In February, New York Senator Kirsten Gillibrand announced legislation that would create the Data Protection Agency (DPA). If approved, the DPA would have the authority and resources to effectively enforce data protection rules created either by itself or congress, and would be equipped with a broad range of enforcement tools, including civil penalties, injunctive relief, and equitable remedies. The DPA would also promote data protection and privacy innovation across public and private sectors, by developing and providing resources such as Privacy Enhancing Technologies (PETs) to minimize or even eliminate the collection of personal data.
Many countries already have data protection agencies in place. The U.S. is one of the only democracies, and the only member of the Organization for Economic Cooperation and Development (OECD), without a federal data protection agency.
In addition to establishing a DPA, Paul believes it is important that federal legislation does not preempt stronger state legislation. A robust federal privacy legislation “should be a floor, not a ceiling” and should include a few key components:
- Strong definition of personal data;
- Establishes an independent data protection agency
- Individual rights (right to access, control, delete)

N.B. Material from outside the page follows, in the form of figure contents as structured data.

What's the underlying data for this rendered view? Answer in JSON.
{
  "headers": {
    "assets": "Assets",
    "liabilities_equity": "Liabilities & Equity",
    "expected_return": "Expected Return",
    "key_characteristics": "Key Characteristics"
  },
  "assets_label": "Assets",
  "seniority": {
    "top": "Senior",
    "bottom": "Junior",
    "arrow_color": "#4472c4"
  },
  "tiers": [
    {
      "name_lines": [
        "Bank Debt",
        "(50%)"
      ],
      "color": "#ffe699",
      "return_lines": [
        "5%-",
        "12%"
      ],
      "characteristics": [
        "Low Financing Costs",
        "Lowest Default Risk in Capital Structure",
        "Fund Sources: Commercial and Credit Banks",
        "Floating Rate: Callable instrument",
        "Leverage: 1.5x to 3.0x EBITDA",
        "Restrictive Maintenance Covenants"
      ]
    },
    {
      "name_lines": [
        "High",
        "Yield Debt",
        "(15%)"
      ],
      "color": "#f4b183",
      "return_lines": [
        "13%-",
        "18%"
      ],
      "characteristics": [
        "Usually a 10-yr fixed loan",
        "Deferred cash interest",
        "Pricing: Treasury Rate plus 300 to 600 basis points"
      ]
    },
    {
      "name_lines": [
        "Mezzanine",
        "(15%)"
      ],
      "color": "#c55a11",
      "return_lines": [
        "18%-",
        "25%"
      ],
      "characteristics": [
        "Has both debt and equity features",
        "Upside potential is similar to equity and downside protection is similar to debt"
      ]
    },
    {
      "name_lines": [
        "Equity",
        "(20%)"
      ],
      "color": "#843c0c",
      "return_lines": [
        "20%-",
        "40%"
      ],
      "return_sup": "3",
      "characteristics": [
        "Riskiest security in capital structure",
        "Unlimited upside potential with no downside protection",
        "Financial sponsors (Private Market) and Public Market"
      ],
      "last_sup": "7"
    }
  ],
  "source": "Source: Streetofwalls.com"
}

- Strong data controller obligations
- Algorithmic transparency requirements
- Data minimization and privacy innovation requirements
- Prohibits take-it-or-leave-it or pay-for-privacy terms
- Private right of action
- Limits government access to personal data
- Does not preempt stronger state laws
“Again, if these were to be implemented in a federal law and enforced by a DPA, anyone doing business online would have much more protection, including distance learners,” Paul states.
To best protect themselves now though, Paul recommends that students read the terms of service when joining digital platforms and online education spaces to understand how companies plan to use the data they provide. Students should opt-out where they can and limit the amount of data they provide in exchange for service.
Looking forward: Protecting Student Privacy in Online Education
So, where does this ultimately leave online learners?
Even before COVID-19, there was already high growth and adoption of education technology. Global edtech investments reached $18.66 billion in 2019 and the overall market for online education is projected to reach $350 billion by 2025, according to the World Health Organization.
Although it is difficult to predict the future, the surge in online education engagement due to the coronavirus can likely be expected to have a lasting impact on e-learning moving forward.
So, given the growing importance of online education, this period may be a critical time for schools offering distance learning to take a closer look at the online resources and security they will be offering students.
“Many schools may be relying on services that do not provide adequate privacy protection and security, or that expose student data to third parties,” Paul says. “As distance learning might become the new normal for many students, it is important that educators, government agencies, and state and federal lawmakers, ensure that the privacy of students is protected in these distance learning programs.”